By Jonathan Charles | Jun 16, 2012 02:18 PM EDT
Of the many features in iOS 6, one that received little attention was "Government Alerts" (probably because Apple didn't discuss the feature at its June 11 WWDC keynote). Alerts bring Wireless Emergency Alerts to all iOS 6-enabled devices, allowing users to receive notifications on imminent dangerous weather.
Wireless Emergency Alerts warn people of emergencies and dangerous weather via SMS, and are free location-based warnings that remain specific to the user's location. On June 14, when the service was announced, major wireless carriers with 97 percent of subscribers signed up to the service.
Emergency weather alerts cover tornadoes, flash floods, hurricanes, typhoons, tsunamis, dust storms, extreme winds, blizzards and ice storms and will be under 90 characters. The aim is encourage people to seek more information on the events via TV, radio or the Internet. On extreme weather situations, Alerts will offer advice on where to shelter.
Warnings are only issued for severe weather that is expected to arrive soon, i.e. an "imminent threat." The service also covers national emergencies and missing children.

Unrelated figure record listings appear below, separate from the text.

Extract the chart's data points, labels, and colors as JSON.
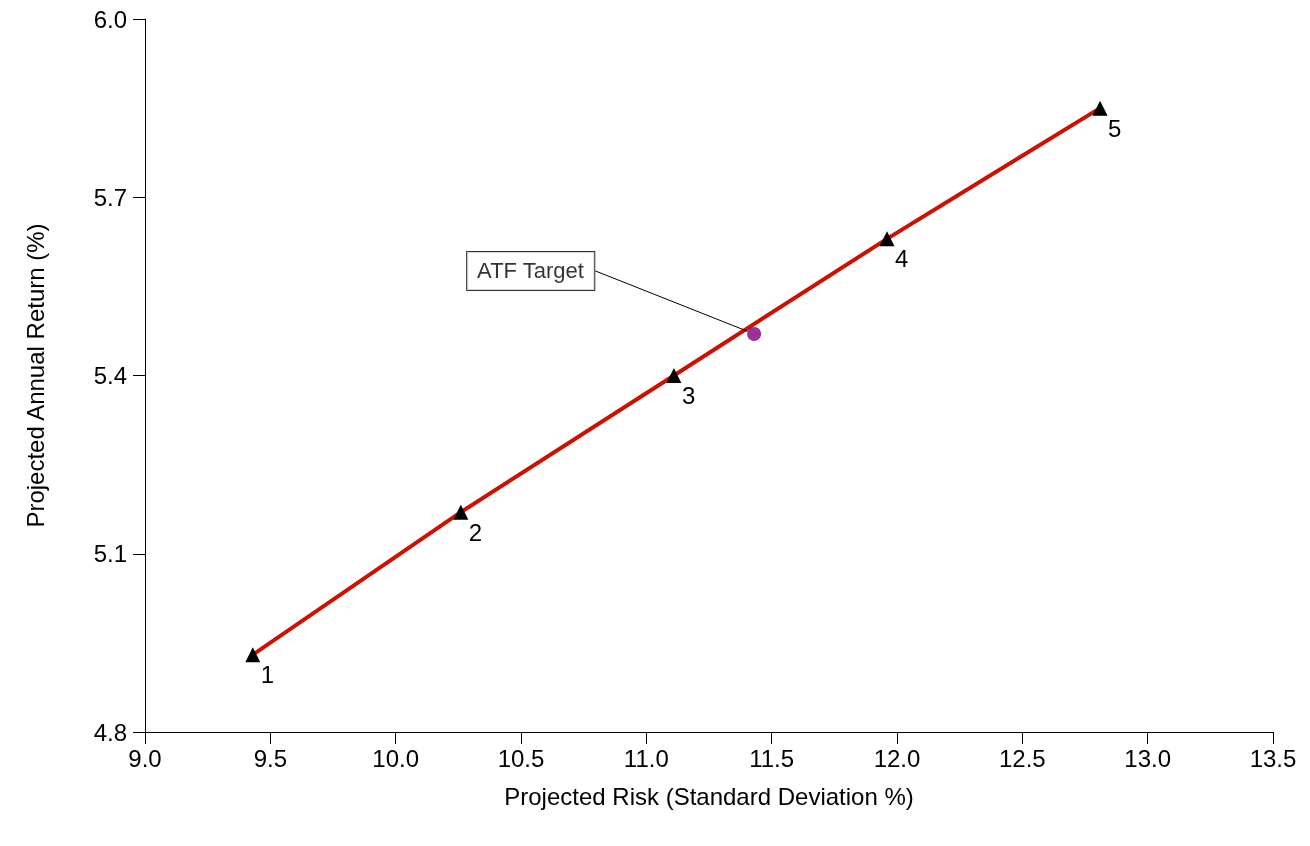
{
  "chart_data": {
    "type": "line",
    "xlabel": "Projected Risk (Standard Deviation %)",
    "ylabel": "Projected Annual Return (%)",
    "x": [
      9.43,
      10.26,
      11.11,
      11.96,
      12.81
    ],
    "series": [
      {
        "color": "#cc1100",
        "colors": [
          "#000000",
          "#000000",
          "#000000",
          "#000000",
          "#000000"
        ],
        "values": [
          4.93,
          5.17,
          5.4,
          5.63,
          5.85
        ],
        "marker": "triangle"
      },
      {
        "type": "scatter",
        "name": "ATF Target",
        "color": "#7f007f",
        "x": [
          11.43
        ],
        "values": [
          5.47
        ],
        "marker": "circle"
      }
    ],
    "xlim": [
      9.0,
      13.5
    ],
    "xticks": [
      {
        "value": 9.0,
        "label": "9.0"
      },
      9.5,
      {
        "value": 10.0,
        "label": "10.0"
      },
      10.5,
      {
        "value": 11.0,
        "label": "11.0"
      },
      11.5,
      {
        "value": 12.0,
        "label": "12.0"
      },
      12.5,
      {
        "value": 13.0,
        "label": "13.0"
      },
      13.5
    ],
    "ylim": [
      4.8,
      6.0
    ],
    "yticks": [
      4.8,
      5.1,
      5.4,
      5.7,
      {
        "value": 6.0,
        "label": "6.0"
      }
    ],
    "annotations": [
      {
        "text": "1",
        "x": 9.43,
        "y": 4.93
      },
      {
        "text": "2",
        "x": 10.26,
        "y": 5.17
      },
      {
        "text": "3",
        "x": 11.11,
        "y": 5.4
      },
      {
        "text": "4",
        "x": 11.96,
        "y": 5.63
      },
      {
        "text": "5",
        "x": 12.81,
        "y": 5.85
      }
    ],
    "grid": false,
    "legend": false
  }
}
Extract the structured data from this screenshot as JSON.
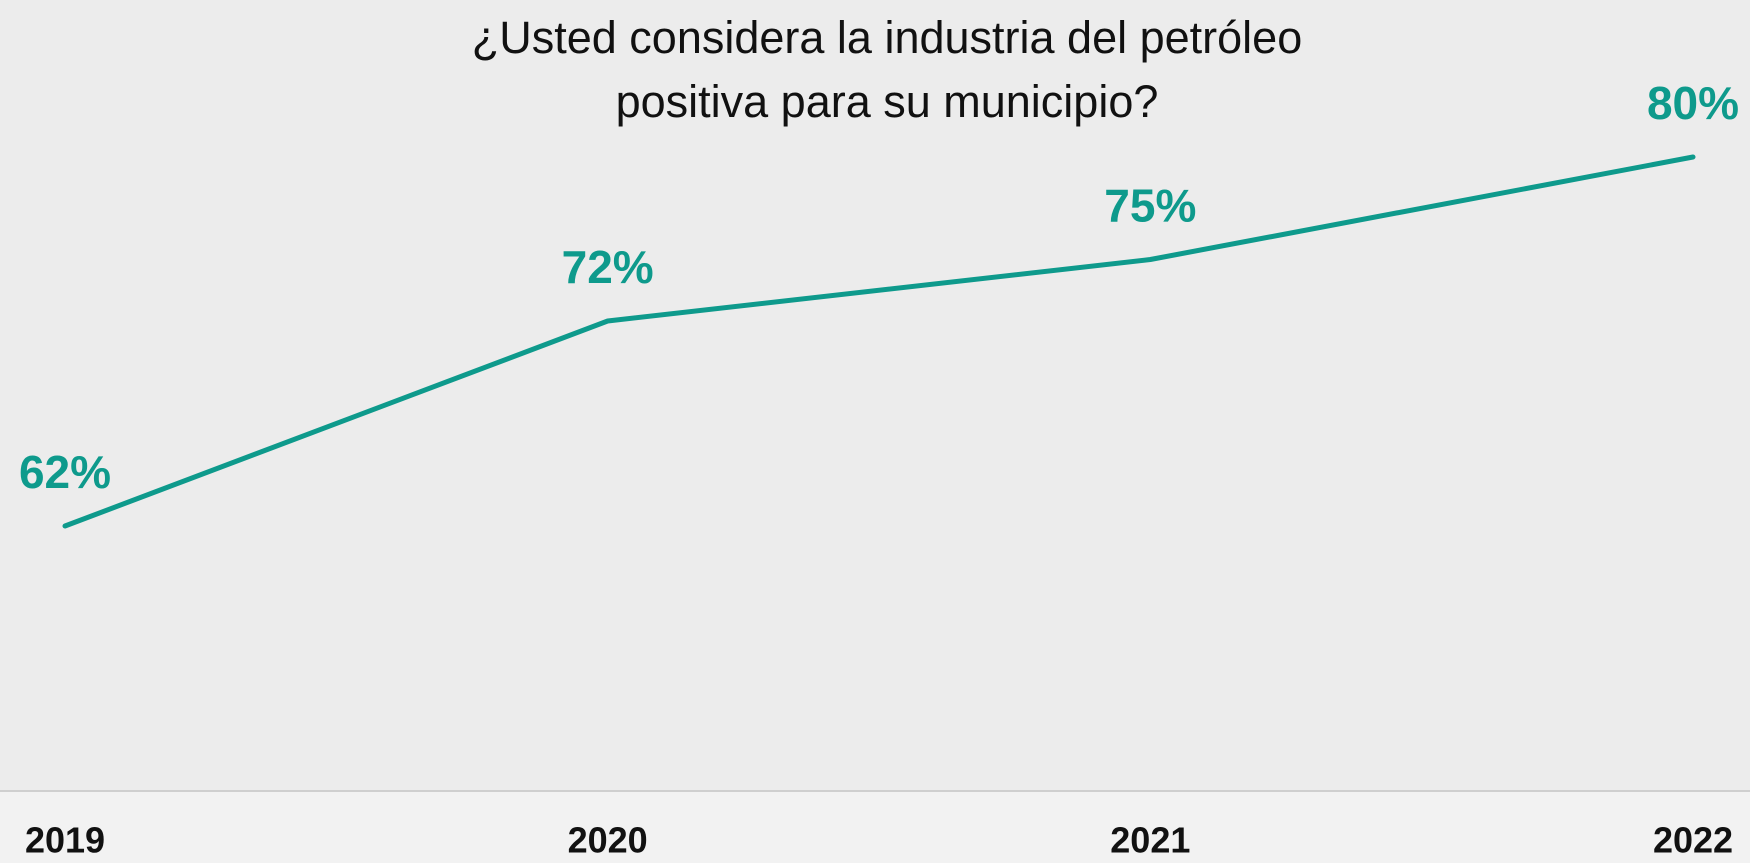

Amy Storey, spokesperson for the CTIA, said more mobile phones than Americans in the U.S. means the service is the most logical for providing important updates. However, users should also use additional services in case a mobile phone loses power.
The National Weather Service will be supporting Wireless Emergency Alerts by the end of June 2012, so iOS 6 devices - including the iPhone 3GS - will receive weather warnings. Apple said at WWDC iOS 6 will launch this fall.
Described as "big news" by author Rick Wimberley according to AppleInsider, Apple's integration of Wireless Emergency Alerts was said to be vital for people working in the emergency management industry. The service seems like a literal life-saver for families separated across cities, or emergency management professionals who need to predict when bad weather is arriving.
The service isn't compulsory, though: users can opt out by heading to the Settings menu and toggling on/off.
If users want to know if a device supports the service, check the carrier's Web site or search for the carrier and "wireless emergency alerts." Incidentally, Wireless Emergency Alerts is the first national service of its type.